By law, Biden’s nominees are not allowed to negotiate with foreign colleagues before taking office. But Jake Sullivan, who will be a national security adviser, warned Europeans not to rush a message on Twitter on December 22, saying that the new team “would welcome early consultations with our European partners about our common concerns about China’s economic practices”.
This kind warning was ignored. But just last Sunday, Sullivan was conciliatory in an interview with CNN. He said Biden’s goal is to discuss in advance with European allies “out of mutual respect” to work out a common agenda on Chinese business practices.
“Our goal is to get out immediately and sit down – not just on the issue of China, but to resolve the economic differences that we have so that we can end the trade war on several fronts,” he said.
But Thomas Wright of the Brookings Institution said damage was done by European officials when describing the deal as part of his search for “strategic autonomy”, a policy promoted by France’s President Emmanuel Macron that irritates many American lawmakers.

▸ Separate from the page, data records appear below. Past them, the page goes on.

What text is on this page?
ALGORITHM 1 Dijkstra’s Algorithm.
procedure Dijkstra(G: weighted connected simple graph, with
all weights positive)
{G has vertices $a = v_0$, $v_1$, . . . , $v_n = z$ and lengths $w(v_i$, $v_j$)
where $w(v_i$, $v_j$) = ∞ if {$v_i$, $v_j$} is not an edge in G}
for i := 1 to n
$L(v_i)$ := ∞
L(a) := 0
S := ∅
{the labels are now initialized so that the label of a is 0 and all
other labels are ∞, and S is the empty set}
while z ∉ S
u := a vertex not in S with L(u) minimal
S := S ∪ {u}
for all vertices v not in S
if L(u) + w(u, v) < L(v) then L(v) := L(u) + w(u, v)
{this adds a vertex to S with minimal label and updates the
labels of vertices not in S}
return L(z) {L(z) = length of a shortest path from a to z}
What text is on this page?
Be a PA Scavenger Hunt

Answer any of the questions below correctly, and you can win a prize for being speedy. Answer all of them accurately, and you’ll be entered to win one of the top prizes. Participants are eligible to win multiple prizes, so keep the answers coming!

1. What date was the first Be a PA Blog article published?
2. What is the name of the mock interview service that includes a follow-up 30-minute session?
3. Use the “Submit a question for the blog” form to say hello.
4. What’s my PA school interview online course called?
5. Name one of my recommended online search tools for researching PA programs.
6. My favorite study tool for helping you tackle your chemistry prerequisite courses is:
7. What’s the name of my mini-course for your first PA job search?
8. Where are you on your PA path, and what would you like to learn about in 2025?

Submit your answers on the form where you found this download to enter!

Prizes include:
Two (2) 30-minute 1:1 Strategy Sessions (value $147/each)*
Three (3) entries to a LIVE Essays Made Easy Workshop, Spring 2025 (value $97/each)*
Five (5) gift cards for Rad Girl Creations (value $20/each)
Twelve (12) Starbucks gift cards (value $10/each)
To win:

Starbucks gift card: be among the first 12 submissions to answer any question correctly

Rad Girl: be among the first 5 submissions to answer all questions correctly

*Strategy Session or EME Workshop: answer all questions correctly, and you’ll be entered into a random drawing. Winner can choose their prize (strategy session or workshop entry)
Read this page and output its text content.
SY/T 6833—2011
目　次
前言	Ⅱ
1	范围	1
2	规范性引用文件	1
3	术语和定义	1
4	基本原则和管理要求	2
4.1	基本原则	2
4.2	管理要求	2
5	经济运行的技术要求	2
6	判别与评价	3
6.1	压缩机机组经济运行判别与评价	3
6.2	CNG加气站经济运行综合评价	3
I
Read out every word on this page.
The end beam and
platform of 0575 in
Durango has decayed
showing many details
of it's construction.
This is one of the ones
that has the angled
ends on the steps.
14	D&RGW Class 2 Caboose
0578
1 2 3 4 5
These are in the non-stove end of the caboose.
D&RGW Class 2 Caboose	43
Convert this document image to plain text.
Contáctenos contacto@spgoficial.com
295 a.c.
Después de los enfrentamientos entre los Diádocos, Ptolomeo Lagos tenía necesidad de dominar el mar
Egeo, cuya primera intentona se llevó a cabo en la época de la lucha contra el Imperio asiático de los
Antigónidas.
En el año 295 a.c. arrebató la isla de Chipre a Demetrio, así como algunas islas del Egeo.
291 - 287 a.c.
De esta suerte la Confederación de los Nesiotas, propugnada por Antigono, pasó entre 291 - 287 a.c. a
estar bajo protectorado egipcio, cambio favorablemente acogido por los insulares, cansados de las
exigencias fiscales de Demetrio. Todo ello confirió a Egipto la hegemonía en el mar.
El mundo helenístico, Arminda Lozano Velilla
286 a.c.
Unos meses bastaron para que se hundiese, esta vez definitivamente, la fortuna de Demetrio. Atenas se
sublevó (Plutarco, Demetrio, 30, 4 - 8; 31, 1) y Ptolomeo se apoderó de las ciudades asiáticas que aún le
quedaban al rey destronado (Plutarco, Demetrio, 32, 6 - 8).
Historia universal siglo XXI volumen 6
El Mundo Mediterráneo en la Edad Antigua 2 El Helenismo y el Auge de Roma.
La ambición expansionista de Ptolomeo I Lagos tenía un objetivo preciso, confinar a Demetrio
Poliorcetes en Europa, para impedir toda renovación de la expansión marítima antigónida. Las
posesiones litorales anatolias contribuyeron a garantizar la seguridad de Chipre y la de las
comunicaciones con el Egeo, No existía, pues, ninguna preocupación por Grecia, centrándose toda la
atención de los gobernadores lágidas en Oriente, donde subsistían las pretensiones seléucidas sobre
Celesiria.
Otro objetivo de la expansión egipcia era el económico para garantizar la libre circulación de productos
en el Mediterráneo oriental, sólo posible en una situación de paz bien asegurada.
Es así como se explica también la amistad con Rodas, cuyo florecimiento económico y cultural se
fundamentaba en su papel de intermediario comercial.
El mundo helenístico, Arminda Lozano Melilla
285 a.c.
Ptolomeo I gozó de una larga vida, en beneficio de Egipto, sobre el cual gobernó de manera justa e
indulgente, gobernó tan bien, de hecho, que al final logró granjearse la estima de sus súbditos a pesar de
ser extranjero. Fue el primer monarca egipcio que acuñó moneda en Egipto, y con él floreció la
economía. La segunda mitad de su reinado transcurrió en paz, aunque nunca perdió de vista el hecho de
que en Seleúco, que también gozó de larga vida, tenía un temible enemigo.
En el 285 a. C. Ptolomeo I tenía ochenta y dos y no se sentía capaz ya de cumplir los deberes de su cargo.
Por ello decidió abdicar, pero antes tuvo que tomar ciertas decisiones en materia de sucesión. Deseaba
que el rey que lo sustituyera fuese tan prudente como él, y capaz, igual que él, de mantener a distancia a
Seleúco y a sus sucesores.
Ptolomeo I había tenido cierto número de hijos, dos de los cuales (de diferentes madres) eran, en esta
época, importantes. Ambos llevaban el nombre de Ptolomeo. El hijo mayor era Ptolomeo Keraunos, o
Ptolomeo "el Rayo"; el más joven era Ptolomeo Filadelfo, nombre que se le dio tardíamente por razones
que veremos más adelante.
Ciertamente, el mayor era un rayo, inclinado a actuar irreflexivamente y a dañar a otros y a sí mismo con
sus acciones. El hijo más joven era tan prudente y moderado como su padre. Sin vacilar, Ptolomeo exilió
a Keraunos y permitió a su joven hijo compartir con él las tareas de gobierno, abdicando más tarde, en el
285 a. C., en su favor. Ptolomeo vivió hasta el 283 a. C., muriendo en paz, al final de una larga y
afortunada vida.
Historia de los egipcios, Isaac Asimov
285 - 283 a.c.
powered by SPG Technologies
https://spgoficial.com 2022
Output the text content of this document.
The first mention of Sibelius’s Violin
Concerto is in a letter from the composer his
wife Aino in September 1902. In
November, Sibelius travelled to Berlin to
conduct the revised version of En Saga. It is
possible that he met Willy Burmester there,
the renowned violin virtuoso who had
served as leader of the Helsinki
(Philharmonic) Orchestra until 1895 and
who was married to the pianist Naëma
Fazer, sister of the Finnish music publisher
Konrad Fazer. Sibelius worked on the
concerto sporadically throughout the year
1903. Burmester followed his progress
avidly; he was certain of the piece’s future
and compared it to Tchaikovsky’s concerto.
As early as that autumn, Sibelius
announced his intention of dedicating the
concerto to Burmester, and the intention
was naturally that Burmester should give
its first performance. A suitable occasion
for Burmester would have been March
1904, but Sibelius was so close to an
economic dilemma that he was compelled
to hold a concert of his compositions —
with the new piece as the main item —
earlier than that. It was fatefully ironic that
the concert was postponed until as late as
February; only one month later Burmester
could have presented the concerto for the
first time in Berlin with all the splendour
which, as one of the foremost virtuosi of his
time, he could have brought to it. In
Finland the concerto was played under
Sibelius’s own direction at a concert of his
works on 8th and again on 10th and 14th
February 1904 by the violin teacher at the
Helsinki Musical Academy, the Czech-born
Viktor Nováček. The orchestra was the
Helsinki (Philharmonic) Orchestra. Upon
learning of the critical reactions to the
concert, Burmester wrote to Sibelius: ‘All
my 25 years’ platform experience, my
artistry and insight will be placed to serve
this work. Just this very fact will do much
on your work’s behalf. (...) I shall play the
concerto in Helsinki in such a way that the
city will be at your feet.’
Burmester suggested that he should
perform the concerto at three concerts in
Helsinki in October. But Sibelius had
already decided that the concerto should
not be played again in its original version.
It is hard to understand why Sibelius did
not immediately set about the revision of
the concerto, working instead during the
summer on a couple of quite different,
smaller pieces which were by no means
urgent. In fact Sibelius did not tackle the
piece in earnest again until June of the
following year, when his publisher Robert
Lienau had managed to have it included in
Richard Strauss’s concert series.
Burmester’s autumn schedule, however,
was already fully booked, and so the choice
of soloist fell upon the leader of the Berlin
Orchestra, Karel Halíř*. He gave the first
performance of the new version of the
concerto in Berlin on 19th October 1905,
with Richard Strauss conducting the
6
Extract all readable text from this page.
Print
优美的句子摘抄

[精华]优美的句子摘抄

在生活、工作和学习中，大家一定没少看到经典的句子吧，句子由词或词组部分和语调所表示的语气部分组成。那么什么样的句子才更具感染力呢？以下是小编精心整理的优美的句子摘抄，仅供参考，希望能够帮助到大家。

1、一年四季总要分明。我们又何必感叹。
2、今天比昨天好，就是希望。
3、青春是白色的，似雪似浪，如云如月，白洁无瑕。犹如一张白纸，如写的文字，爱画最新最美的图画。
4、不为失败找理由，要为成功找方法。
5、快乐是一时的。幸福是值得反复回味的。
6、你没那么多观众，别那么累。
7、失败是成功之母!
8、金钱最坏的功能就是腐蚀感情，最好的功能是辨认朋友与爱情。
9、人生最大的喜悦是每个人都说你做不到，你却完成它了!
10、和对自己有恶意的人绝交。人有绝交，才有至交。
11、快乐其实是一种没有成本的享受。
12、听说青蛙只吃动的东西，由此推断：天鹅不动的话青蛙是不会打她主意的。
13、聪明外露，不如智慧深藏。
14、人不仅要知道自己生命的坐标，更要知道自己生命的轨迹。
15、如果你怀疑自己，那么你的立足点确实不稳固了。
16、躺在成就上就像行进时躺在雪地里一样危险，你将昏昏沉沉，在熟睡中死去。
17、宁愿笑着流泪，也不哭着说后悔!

The paradox of Biden’s election, said François Heisbourg, a French security analyst, is that the European debate on strategic autonomy “no longer revolves around Trump’s madness, but on the uncertainties of where the United States is going and of China’s certainty. “
But the way this deal was done, he said, “in the silence of late December and with a minimum of discussion, it looks like it was done on the sly, in a covert way, and it stinks.”
The deal will feed those in the Biden camp who believe that Europeans have self-interests and cannot be truly trusted partners, Wright said. “Some are skeptical that Europe and especially Germany will do it, while others think: ‘We are going all in with them and there is a good chance that they will deliver.’ But that skews the argument. “
German officials explain that Europe was simply closing a long-standing deal when China finally switched to old issues, Schwarzer said. “That is true. But it was also a choice to do that now, before Biden arrives, and it is intriguing why it was seen as strategically intelligent.”
“The transatlantic angle has not been honestly discussed,” she said, “and for transatlantic relations, it will remain a bitter taste for Biden.”